6) Qualify for an Honors Programs
If you have a strong academic record and high ACT or SAT scores, consider applying to the honors program of the college you will attend. Depending on the college, you may find a program that pays all of your tuition, fees and books. In some cases an honors program only provides a separate dorm to live in, but for a serious student that could be worth it.
The other advantage is that if you take honors courses while in college, your degree includes the notation “Graduated with Honors” or a similar phase to note your achievement.
Requirements vary from school to school. You may need to write an essay and earn high test scores and a high GPA. An interview may also be required. Because some of these programs pay full tuition, they can be very competitive.
7) Live at Home
If there is a college nearby, start there and live at home to reduce your expenses for room and board. I realize that is not a great option for everyone, but you can save nine to ten thousand dollars a year that way, maybe more.
8) Get Relatives To Help
In a recent survey of college officials around the country, they report they are noticing more checks coming in from relatives like grandparents, aunts and uncles to cover student bills. A recent survey by the MetLife Mature Market Institute found that two thirds of grandparents had provided financial help to their descendants in the last five years. The average check: $3,000. A quarter of the generous grandparents said they had increased their gifts because of recent economic troubles.
9) Attend a Free College
Yes, you read that right: There are some colleges in the U.S. that are completely free. You will only pay room and board and living expenses, as the college or university covers all of the tuition and fees. For a list of 12 free colleges, check the list complied by US News . Most have an estimated tuition value of $15,000 to $35,000, and the acceptance rates range from as high at 40 percent to as low as 7 percent.

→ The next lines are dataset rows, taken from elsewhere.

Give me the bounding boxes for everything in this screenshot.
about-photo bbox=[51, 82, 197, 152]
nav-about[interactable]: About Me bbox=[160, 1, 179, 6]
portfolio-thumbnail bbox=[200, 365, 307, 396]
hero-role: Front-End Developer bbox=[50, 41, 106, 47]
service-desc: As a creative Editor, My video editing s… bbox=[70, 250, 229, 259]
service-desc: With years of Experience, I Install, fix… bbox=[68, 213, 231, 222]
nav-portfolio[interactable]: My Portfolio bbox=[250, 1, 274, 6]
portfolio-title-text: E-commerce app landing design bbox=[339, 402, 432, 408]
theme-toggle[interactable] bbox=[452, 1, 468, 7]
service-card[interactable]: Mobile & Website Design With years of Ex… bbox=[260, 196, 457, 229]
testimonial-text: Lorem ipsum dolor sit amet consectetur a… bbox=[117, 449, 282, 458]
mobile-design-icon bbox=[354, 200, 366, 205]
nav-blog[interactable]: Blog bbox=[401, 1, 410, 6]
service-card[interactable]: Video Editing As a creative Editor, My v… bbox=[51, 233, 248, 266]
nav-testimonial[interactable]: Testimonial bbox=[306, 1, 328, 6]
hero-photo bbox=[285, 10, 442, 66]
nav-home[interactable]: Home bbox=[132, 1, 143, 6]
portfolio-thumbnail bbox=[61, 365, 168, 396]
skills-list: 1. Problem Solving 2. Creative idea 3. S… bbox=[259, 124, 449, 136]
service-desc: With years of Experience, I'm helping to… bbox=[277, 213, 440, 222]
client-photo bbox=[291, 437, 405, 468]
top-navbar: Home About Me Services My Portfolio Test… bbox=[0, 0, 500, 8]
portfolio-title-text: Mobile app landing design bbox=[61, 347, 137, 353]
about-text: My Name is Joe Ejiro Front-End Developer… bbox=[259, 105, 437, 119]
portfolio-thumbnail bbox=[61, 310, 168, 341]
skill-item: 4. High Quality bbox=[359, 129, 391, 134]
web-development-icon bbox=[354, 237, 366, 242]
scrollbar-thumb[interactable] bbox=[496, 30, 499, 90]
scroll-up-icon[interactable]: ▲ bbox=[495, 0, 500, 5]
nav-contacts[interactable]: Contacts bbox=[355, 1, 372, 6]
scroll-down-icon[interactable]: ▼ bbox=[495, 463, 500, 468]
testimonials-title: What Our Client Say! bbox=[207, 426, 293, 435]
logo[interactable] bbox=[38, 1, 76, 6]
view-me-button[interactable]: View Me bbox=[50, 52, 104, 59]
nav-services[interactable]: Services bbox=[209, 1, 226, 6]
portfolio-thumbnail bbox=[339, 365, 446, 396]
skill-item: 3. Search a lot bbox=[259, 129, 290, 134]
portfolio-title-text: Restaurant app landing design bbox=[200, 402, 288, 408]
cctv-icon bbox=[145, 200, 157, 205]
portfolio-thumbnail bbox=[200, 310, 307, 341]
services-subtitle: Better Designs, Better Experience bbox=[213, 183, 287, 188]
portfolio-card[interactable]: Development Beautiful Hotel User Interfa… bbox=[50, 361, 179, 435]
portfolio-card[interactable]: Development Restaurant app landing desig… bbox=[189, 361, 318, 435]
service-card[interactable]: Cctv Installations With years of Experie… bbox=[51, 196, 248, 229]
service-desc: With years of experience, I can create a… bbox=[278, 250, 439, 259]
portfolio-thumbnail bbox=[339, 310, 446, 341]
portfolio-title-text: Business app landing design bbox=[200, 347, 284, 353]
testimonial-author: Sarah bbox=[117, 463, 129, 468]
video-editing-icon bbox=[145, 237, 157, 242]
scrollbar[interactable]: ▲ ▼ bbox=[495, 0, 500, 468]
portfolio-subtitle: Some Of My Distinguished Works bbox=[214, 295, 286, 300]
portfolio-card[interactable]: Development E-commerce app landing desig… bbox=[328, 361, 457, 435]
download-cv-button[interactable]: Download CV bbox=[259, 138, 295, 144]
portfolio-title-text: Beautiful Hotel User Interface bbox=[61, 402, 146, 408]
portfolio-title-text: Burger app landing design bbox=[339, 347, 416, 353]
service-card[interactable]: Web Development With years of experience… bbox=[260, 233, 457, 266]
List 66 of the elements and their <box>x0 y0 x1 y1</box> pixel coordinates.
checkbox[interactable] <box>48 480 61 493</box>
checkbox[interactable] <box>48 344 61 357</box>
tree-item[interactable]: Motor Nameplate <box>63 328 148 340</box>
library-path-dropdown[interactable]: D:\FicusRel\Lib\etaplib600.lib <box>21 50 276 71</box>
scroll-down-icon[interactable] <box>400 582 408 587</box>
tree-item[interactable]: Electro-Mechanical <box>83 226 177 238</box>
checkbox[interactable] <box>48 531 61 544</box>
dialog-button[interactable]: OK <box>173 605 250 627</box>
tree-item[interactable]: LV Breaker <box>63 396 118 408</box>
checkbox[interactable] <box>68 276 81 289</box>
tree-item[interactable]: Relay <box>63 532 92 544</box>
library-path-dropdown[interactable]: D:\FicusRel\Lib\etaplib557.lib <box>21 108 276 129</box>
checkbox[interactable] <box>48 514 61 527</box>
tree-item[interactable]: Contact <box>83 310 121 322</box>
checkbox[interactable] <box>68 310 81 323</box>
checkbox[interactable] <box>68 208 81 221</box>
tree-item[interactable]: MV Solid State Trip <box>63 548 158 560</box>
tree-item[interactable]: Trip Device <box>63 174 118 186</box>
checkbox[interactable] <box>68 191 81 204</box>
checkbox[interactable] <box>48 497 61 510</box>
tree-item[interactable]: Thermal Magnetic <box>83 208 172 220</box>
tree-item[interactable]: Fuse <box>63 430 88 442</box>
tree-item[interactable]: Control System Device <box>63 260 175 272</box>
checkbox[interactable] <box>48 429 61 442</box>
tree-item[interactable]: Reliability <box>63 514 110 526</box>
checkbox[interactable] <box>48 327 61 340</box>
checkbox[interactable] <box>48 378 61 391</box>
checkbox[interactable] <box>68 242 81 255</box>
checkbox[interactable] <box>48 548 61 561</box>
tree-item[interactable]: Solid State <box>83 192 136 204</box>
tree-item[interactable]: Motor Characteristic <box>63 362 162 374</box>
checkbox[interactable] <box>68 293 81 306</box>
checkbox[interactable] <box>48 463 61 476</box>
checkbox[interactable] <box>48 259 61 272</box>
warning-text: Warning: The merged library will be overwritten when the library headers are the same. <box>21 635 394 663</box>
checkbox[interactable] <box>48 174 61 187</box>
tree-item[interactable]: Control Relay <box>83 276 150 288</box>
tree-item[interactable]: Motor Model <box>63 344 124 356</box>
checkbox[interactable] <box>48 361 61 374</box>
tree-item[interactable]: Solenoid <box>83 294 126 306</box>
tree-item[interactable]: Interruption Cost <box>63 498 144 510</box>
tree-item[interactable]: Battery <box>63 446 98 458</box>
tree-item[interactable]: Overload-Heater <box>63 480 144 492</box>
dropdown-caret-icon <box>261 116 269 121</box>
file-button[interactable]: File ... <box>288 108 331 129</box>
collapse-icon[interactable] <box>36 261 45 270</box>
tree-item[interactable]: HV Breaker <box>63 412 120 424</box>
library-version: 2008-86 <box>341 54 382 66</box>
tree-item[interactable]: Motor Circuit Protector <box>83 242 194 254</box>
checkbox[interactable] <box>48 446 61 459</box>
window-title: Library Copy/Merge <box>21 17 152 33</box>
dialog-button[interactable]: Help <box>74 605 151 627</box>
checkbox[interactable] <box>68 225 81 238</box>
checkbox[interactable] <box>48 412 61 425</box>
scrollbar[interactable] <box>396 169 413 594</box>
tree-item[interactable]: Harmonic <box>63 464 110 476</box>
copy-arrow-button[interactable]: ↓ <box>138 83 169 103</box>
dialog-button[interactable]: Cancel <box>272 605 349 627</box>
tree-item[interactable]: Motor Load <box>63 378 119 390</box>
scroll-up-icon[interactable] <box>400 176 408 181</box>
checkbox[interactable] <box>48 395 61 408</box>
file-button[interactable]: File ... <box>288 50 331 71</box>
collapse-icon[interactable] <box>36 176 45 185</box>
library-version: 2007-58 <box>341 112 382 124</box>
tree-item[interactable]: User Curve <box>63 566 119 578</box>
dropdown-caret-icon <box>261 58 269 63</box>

Some of these colleges, such as College of the Ozarks, require students to work on campus for several hours a week. Several are liberal arts colleges, but many have a specific focus such as engineering, music or naval engineering.
10) The G.I. Bill
Today’s G.I. Bill is an excellent way to pay for a college education and gain practical experience along the way. After fulfilling a term of military service, you are given 10 years to use your GI Bill benefits. The GI Bill pays all college tuition and fees for those attending public universities and colleges, and for those attending private colleges and universities, the limit is $17,500 per year.
In addition, the military reimburses you for housing expenses while in college. To earn this benefit, you are required to have been on active duty for 90 days.
There is often a stipulation that you served for three years and were honorably discharged.
So there is your top-ten list of ways to afford college, and we haven’t even looked at loans and scholarships.